It was a bit of a mixed day for financial markets yesterday with further positive news on some trade concerns coming at the same time as other trade policies impact the markets. Currency moves were once again heavily influenced by sentiment, further positive news on a Brexit deal hit the markets with talk now of a special summit as early as November to sign the deal, this helped to support the pound through a whippy trading day. There was also progress on the Nafta front with President Trump confident that a deal can be arranged, this helped the Loonie drive higher during the North American session and dialogue is expected to push forward from here.
Oil shot higher through yesterday’s trading as Hurricane Florence looks set to disrupt the US gasoline markets and the impact of US sanctions on Iran hits their exports. US stock markets and yields pushed higher as data continued to surprise to the topside, this time small business confidence and job openings pushed helped the gains with the 10 year treasury yields once again within touching distance of 3%.

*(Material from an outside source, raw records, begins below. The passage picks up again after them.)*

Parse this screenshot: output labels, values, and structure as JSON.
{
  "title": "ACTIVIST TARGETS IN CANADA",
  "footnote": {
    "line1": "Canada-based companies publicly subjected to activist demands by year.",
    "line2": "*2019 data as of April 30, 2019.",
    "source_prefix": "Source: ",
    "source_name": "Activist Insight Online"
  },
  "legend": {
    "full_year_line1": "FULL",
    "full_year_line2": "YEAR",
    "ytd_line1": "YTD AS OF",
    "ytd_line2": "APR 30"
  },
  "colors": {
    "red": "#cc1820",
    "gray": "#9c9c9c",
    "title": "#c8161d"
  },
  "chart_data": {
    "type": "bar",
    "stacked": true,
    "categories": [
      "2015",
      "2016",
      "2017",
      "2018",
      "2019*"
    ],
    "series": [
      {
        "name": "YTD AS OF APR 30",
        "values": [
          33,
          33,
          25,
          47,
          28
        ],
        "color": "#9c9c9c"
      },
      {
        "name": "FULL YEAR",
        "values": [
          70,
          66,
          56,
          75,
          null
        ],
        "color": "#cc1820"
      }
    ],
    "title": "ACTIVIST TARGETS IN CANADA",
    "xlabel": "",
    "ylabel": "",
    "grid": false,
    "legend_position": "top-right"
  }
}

The perfect storm appears to be building for emerging markets currencies with some pairs sitting at very vulnerable levels having already broken to historic lows. We’re seeing a strong US economy push Fed rate hike expectations higher at the same time as it’s international policy puts pressure on global trade, once you throw a rising Oil price into the equation when many of these economies are importers, then the stage is set for some potentially nasty moves. Investors will continue to monitor the situation carefully over the coming weeks with contagion fears still prevalent.
Looking ahead to today’s trading and Asian markets will open with a cautiously optimistic tone with the usual follow on from an upbeat US session expected to be tampered by the underlying global trade concerns and fragile emerging markets. Sentiment is once again set to dominate flows and with little in the way of fundamental economic data releases due until US PPI and Crude Oil Inventories later in the day, investors will be monitoring the news wires closely as we move through the trading day.